Etgar Keret: What Animal Are You?

In Etgar Keret: What Animal Are You? (2012), director Gur Bentwich follows Keret, an Israeli writer and Bentwich’s friend, on tour in New York as he promotes his book Suddenly, A Knock on the Door a mere five weeks after his father’s death from mouth cancer. The documentary is as funny as it is intimate, including in a scene at an event in which Keret memorializes his father, Ephraim, by performing monologues on stage. The narrative is wistful, nostalgic and humorous.

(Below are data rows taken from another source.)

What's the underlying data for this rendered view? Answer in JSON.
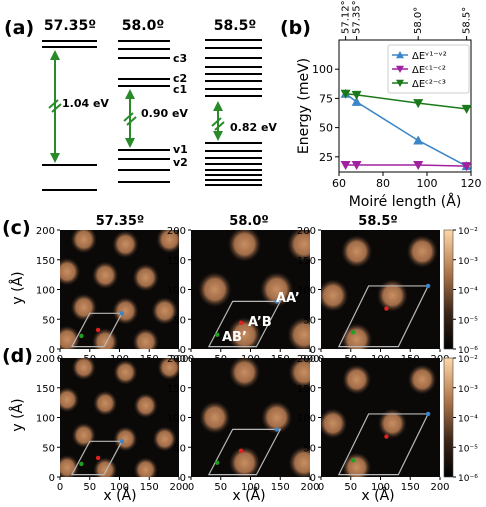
{
  "panel_a": {
    "label": "(a)",
    "columns": [
      {
        "title": "57.35º",
        "gap": "1.04 eV",
        "levels": []
      },
      {
        "title": "58.0º",
        "gap": "0.90 eV",
        "levels": [
          "c3",
          "c2",
          "c1",
          "v1",
          "v2"
        ]
      },
      {
        "title": "58.5º",
        "gap": "0.82 eV",
        "levels": []
      }
    ]
  },
  "panel_b": {
    "label": "(b)",
    "chart_data": {
      "type": "line",
      "xlabel": "Moiré length (Å)",
      "ylabel": "Energy (meV)",
      "xlim": [
        60,
        120
      ],
      "ylim": [
        12,
        125
      ],
      "xticks": [
        60,
        80,
        100,
        120
      ],
      "yticks": [
        25,
        50,
        75,
        100
      ],
      "top_axis_ticks": [
        {
          "x": 63,
          "label": "57.12°"
        },
        {
          "x": 68,
          "label": "57.35°"
        },
        {
          "x": 96,
          "label": "58.0°"
        },
        {
          "x": 118,
          "label": "58.5°"
        }
      ],
      "legend_position": "upper-right",
      "series": [
        {
          "name": "ΔEᵛ¹⁻ᵛ²",
          "color": "#3a86c8",
          "marker": "triangle-up",
          "x": [
            63,
            68,
            96,
            118
          ],
          "y": [
            79,
            72,
            39,
            17
          ]
        },
        {
          "name": "ΔEᶜ¹⁻ᶜ²",
          "color": "#a020a0",
          "marker": "triangle-down",
          "x": [
            63,
            68,
            96,
            118
          ],
          "y": [
            18,
            18,
            18,
            17
          ]
        },
        {
          "name": "ΔEᶜ²⁻ᶜ³",
          "color": "#1a7a1a",
          "marker": "triangle-down",
          "x": [
            63,
            68,
            96,
            118
          ],
          "y": [
            79,
            78,
            71,
            66
          ]
        }
      ]
    }
  },
  "maps": {
    "row_labels": [
      "(c)",
      "(d)"
    ],
    "titles": [
      "57.35º",
      "58.0º",
      "58.5º"
    ],
    "xlabel": "x (Å)",
    "ylabel": "y (Å)",
    "ticks": [
      "0",
      "50",
      "100",
      "150",
      "200"
    ],
    "stacking_labels": [
      "AA’",
      "A’B",
      "AB’"
    ],
    "colorbar_ticks": [
      "10⁻²",
      "10⁻³",
      "10⁻⁴",
      "10⁻⁵",
      "10⁻⁶"
    ],
    "colors": {
      "background": "#0b0908",
      "blob": "#c98f62",
      "point_aa": "#3a86c8",
      "point_ab": "#e02020",
      "point_ba": "#20a020"
    }
  }
}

Later in the film, Keret notes to his friend Ira Glass that the purpose of shiva is to hear and tell stories of the dead, almost to keep their memory alive. Glass responds that Keret’s book tour is a “shiva tour,” and that he should extend it to prolong the memory of his father. To remember is to keep alive, and Keret retelling his father’s stories proves a poignant memorial.

‘Love & Stuff’

Love & Stuff, a 2020 documentary by Judith Helfland, follows Helfland as she settles in the newness of grief over her mother’s death and considers the weight of her late mother’s belongings, which sit in her home, and which she cannot bear to remove. Her house is filled with photographs and elephant figurines, perfectly standard household items that, despite their ordinariness, are a lasting token of her mother’s presence. In the documentary, Helfland shows the audience the piled boxes, saying their contents still smell like her mother. “They still held traces of my mom’s DNA,” she says.

At the beginning of the film, right after her mother passes, Helfland tells the audience about the beauty and dread of the shiva process, defining it as “a week surrounded by loved ones and friends … comforting, exhausting.” She is surrounded by friends and well-wishers, but is confronted with the unflinching burden and exhaustion concomitant with the grief she feels. There is also the difficulty of letting go, which would be concretized by her throwing away her mother’s stuff. “The film,” Helfland shared with JTA’s Andrew Silow-Carroll, “is a roadmap for when the whole world turns upside down.”